Al suo interno, al pianoterra, si trova il dipartimento che si occupa di ricostruire le genealogie degli ebrei polacchi e raccogliere le loro eredità, oltre agli uffici della FondazioneTaube, un’istituzione filantropica di San Francisco che si occupa di supportare la rinascita della vita e della cultura ebraica in Polonia. Del periodo nazista è rimasta in piedi solo la sinagoga Nożyk, un edificio neorinascimentale che non colpisce per la bellezza. “Venne usata come deposito dai tedeschi e non fu fatta saltare” spiega Magdalena Matuszewska, manager della Fondazione Taube che organizza visite all’eredità ebraica. Bella o meno, oggi costituisce un riferimento per tutta la comunità della capitale, che nell’attiguo centro comunitario si ritrova e svolge diverse attività, tra cui fare la spesa: nel seminterrato c’è l’unico negozio kosher di tutta Varsavia.

UN TEATRO E UN FESTIVAL
Non distante, in piazza Grzybowsky, sorge il Państwowy Teatr Żydowski, un teatro dove si può assistere a spettacoli in yiddish e sottotitolati in inglese. Tollerato durante il regime, secondo parte della comunità fornisce una visione un po’ troppo stereotipata della cultura ebraica, congelata ai tempi di Singer. E proprio a Singer e ai suoi anni è dedicato il festival che si tiene in estate in piazza Grzybowsky, all’ombra di due malridotti palazzi di mattoni che sorgono all’angolo con ulica Sienna. Del ghetto è rimasto in piedi anche un pezzetto di muro, stretto nel cortile di due grossi edifici sovietici. “La maggioranza delle persone che viene qui vuole vedere dei resti del ghetto» racconta Helise. «Questo è importante, certo, ma non esaurisce la storia degli ebrei di Varsavia. In tanti vengono cercando tracce di morte e non si accorgono che qui c’era e c’è ancora molta vita. E noi del Taube center con le nostre passeggiate guidate vogliamo farla scoprire».

A raccontarla contribuisce di certo il Museo di storia degli ebrei polacchi, che occupa uno spazio centrale del ghetto, accanto al monumento che ne ricorda l’insurrezione, in ulica Zamenhofa. «Il museo non è un luogo dove dire alla gente cosa sia giusto dire e pensare, ma un luogo per incontrarsi e discutere, per conoscere la storia degli ebrei in questo Paese» spiega con entusiasmo. In questi anni è cresciuto anche il museo senza mura. «Abbiamo realizzato concerti e passeggiate, siti internet e incontri.

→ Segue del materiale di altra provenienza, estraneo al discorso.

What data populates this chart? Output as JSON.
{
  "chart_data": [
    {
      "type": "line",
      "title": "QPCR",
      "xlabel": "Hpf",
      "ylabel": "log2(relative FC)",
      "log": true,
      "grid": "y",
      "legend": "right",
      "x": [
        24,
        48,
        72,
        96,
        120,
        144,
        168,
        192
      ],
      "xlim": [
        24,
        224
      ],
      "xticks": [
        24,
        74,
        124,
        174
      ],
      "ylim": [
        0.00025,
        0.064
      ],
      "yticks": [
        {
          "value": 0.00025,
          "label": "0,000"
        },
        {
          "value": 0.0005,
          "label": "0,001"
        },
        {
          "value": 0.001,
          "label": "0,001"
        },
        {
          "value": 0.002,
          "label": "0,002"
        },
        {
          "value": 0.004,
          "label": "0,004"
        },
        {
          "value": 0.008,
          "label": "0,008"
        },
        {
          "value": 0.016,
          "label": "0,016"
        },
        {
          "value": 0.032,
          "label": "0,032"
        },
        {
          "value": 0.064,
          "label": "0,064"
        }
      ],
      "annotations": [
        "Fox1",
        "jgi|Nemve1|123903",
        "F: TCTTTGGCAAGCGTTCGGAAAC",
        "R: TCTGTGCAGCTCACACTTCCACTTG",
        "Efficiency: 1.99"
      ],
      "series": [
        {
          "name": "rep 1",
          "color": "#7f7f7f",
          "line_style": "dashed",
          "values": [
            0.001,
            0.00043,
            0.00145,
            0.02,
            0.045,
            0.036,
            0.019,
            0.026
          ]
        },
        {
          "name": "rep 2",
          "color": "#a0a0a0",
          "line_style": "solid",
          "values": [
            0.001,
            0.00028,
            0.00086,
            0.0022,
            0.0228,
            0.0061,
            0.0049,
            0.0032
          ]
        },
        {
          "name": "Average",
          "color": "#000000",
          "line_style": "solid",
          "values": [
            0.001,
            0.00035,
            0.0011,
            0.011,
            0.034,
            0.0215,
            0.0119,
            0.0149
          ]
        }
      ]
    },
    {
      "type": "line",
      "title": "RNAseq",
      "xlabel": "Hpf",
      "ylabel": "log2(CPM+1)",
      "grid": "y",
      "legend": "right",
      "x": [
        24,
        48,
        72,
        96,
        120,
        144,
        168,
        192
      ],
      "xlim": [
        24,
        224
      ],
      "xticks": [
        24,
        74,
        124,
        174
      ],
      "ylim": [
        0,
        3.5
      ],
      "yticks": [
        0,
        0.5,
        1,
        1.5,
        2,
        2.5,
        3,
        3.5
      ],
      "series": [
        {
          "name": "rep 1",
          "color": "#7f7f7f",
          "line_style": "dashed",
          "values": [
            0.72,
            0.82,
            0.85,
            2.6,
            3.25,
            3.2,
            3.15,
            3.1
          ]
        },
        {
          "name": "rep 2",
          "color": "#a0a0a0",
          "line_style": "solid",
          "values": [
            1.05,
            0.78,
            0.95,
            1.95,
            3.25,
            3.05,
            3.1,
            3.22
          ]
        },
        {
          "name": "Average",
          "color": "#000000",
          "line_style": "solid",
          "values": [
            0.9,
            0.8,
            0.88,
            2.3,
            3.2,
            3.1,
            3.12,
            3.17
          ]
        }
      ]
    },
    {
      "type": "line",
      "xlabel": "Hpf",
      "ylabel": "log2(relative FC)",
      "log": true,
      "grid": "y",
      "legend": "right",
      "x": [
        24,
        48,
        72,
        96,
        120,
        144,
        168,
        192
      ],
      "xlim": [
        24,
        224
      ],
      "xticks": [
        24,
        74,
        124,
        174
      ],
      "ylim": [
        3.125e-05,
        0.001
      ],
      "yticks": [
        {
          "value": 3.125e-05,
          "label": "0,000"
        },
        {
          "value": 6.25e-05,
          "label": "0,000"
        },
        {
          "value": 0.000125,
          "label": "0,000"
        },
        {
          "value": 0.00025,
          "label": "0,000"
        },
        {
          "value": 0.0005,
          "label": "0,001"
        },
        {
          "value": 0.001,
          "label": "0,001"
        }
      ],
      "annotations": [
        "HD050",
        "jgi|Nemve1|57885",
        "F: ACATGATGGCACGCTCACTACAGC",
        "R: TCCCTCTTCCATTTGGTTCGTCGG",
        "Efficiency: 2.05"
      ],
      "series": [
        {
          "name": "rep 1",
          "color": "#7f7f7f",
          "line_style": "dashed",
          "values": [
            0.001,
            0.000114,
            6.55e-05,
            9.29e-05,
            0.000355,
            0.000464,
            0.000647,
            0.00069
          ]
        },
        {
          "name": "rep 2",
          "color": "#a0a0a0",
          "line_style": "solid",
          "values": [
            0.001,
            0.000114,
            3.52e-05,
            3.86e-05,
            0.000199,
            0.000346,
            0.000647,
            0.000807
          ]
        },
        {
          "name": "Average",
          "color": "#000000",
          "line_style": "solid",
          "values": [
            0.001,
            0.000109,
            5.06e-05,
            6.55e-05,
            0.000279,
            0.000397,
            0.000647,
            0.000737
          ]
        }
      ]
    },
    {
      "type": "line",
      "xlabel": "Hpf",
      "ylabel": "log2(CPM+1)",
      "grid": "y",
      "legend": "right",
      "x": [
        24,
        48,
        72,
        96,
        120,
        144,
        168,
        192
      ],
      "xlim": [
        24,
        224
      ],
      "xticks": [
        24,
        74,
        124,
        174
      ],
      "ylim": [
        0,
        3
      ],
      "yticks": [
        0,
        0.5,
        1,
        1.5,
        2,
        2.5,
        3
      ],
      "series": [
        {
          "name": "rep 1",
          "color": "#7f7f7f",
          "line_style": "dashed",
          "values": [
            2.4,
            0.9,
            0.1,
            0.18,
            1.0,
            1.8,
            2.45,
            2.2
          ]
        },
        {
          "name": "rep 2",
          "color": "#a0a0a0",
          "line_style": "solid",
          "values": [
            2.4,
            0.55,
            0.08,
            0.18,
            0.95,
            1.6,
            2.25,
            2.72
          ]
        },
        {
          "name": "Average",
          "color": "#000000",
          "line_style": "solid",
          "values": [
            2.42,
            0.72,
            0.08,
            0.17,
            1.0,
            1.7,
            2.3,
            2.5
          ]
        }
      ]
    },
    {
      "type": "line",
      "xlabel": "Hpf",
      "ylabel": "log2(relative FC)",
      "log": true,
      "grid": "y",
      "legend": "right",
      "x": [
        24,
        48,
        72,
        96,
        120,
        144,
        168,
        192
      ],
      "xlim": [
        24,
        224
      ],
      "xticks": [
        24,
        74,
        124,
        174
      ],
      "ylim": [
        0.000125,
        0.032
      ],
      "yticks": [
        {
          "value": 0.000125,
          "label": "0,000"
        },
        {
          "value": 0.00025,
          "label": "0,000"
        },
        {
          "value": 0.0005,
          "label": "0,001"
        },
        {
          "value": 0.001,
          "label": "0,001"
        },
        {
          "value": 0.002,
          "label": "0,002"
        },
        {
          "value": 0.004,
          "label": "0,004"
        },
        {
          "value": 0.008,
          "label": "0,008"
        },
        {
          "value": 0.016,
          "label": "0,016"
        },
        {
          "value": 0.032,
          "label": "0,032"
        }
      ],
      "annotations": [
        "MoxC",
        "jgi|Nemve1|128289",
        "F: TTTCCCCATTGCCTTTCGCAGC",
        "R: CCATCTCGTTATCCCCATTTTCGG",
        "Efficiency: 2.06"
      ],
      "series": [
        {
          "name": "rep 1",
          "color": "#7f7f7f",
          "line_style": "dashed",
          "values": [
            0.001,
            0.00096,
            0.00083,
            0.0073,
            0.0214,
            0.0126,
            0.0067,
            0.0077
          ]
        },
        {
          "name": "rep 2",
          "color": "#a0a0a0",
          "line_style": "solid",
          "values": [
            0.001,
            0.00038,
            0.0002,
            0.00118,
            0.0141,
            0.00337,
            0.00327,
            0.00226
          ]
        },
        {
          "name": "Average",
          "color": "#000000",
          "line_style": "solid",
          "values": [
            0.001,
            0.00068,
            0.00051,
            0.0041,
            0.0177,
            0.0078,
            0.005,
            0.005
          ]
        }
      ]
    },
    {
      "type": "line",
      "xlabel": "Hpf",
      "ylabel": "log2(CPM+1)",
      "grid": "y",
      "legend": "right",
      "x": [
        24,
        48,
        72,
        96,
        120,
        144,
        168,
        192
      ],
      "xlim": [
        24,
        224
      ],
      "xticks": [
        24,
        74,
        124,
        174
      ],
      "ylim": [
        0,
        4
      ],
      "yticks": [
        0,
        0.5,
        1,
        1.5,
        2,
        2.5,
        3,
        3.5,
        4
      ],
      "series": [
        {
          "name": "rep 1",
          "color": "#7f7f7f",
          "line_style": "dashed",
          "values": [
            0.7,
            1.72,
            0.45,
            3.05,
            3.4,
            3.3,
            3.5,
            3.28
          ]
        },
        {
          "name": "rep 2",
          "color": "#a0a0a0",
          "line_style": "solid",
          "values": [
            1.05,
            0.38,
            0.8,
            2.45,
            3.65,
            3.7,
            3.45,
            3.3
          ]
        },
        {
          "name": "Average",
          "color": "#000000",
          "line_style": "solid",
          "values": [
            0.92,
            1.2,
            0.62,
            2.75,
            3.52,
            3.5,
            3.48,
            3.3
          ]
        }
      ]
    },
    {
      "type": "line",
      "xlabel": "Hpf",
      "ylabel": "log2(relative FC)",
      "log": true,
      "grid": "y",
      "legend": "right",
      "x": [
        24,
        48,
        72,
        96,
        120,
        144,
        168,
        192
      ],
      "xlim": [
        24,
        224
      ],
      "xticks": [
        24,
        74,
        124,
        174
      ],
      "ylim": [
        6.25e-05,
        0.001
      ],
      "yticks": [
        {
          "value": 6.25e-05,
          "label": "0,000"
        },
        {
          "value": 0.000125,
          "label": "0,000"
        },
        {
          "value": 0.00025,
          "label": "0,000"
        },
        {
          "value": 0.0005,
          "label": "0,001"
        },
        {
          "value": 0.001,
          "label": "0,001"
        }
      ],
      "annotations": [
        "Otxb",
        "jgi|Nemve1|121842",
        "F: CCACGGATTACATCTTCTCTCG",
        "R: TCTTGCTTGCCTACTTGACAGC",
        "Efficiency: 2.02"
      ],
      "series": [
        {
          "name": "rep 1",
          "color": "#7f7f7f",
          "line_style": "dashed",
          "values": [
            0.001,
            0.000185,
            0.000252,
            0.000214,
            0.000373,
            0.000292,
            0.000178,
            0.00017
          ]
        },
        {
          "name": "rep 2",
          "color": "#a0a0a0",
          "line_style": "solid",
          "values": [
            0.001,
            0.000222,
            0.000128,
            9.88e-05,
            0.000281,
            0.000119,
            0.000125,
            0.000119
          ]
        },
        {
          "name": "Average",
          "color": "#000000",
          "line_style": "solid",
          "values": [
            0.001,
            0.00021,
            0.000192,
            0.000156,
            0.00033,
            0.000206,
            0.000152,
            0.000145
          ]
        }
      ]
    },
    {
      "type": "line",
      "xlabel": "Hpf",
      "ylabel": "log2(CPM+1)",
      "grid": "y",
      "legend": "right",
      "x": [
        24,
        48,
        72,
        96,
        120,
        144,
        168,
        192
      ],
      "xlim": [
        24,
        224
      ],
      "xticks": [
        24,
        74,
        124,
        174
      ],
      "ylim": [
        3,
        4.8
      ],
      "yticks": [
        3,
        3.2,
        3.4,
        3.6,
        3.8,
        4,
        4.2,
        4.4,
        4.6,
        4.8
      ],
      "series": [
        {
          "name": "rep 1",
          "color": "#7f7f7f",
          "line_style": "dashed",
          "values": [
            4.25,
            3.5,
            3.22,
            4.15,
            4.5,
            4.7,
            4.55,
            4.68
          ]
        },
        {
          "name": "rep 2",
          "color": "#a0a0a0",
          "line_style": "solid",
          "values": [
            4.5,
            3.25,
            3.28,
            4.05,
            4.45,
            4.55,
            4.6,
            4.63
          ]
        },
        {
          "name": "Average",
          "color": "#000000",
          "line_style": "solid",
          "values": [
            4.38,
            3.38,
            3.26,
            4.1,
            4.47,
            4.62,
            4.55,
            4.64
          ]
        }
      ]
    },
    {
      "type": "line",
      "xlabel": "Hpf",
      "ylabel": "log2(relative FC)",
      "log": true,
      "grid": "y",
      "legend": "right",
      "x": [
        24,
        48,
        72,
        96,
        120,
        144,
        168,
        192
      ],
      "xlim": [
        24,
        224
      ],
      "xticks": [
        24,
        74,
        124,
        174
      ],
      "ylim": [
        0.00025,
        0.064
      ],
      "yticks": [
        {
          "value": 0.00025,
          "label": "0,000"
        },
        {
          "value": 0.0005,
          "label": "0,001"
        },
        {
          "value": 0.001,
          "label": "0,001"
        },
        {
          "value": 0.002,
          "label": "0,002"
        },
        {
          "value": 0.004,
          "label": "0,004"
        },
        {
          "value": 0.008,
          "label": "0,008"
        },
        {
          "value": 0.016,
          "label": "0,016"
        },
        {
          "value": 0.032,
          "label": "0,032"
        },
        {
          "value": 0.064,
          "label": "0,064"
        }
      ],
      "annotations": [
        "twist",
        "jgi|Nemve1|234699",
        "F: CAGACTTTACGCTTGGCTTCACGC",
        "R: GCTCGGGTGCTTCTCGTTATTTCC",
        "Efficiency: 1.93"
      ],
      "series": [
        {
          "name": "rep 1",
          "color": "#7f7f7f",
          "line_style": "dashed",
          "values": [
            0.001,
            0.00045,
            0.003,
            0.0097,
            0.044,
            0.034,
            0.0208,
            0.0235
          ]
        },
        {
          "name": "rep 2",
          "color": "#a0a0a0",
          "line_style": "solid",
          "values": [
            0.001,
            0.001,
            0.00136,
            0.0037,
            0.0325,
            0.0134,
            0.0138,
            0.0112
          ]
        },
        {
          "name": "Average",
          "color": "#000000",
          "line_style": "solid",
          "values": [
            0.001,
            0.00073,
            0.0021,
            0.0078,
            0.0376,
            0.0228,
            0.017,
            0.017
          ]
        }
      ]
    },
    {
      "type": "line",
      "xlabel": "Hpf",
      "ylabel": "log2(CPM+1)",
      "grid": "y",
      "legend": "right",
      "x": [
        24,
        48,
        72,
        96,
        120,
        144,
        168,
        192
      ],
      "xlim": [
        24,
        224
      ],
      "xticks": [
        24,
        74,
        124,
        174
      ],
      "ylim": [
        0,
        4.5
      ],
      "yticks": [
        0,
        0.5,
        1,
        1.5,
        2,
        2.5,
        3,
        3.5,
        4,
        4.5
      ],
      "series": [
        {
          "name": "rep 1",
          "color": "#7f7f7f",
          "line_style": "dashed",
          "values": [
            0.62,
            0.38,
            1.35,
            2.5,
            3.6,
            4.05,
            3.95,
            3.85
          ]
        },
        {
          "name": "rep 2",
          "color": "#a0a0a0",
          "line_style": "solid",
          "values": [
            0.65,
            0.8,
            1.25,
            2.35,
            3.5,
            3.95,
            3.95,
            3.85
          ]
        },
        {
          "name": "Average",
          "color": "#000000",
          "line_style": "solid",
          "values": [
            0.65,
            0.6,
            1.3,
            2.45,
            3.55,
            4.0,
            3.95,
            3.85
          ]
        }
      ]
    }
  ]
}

È un modo per mobilitare l’attenzione e far vedere che la cultura ebraica polacca non è morta, ma è viva, si contamina e dialoga con la cultura polacca contemporanea». Un modo per riconoscere il ruolo degli ebrei nella vita del Paese.

LA VITA SOTTO IL COMUNISMO
«Durante i 50 anni di comunismo non c’erano informazioni sul ruolo degli ebrei nella storia nazionale. Oggi sono in tanti a lavorare per ristabilire un minimo di verità storica. Nel 1968 il regime diede il via alle purghe antisemite: migliaia di ebrei che pure credevano nel comunismo hanno ricevuto un passaporto di sola andata per espatriare. Altre migliaia si sono nascosti« aggiunge Helise. «Fino al 1989 la gente non diceva ai figli chi erano realmente, era pericoloso. Dopo la fine del regime hanno scoperto le proprie radici» spiega Magdalena. Alle volte è stato il testamento aperto alla morte del nonno, che chiedeva di venir sepolto secondo le leggi. Altre era una confessione da padre a figlio. Maciej Pawlak l’ha saputo quando aveva 15 anni. “Ma l’ho sempre sospettato. Ero l’unico della classe a non andare ai corsi di religione. Fino al 1990 mio padre non mi disse nulla, poi mi ha preso in disparte e mi ha parlato» racconta. Oggi dirige la scuola ebraica Lauder-Morasha. Come lui tanti. «Quanti? Venti, trenta, forse 50mila. Non tutti vengono in sinagoga, non tutti sono praticanti. Ma non conta. Conta che riscoprano la loro identità» aggiunge il rabbino Schudrich. «Si è recuperata molta strada in questi vent’anni e tutto sta andando bene. Così bene che quasi mi preoccupo».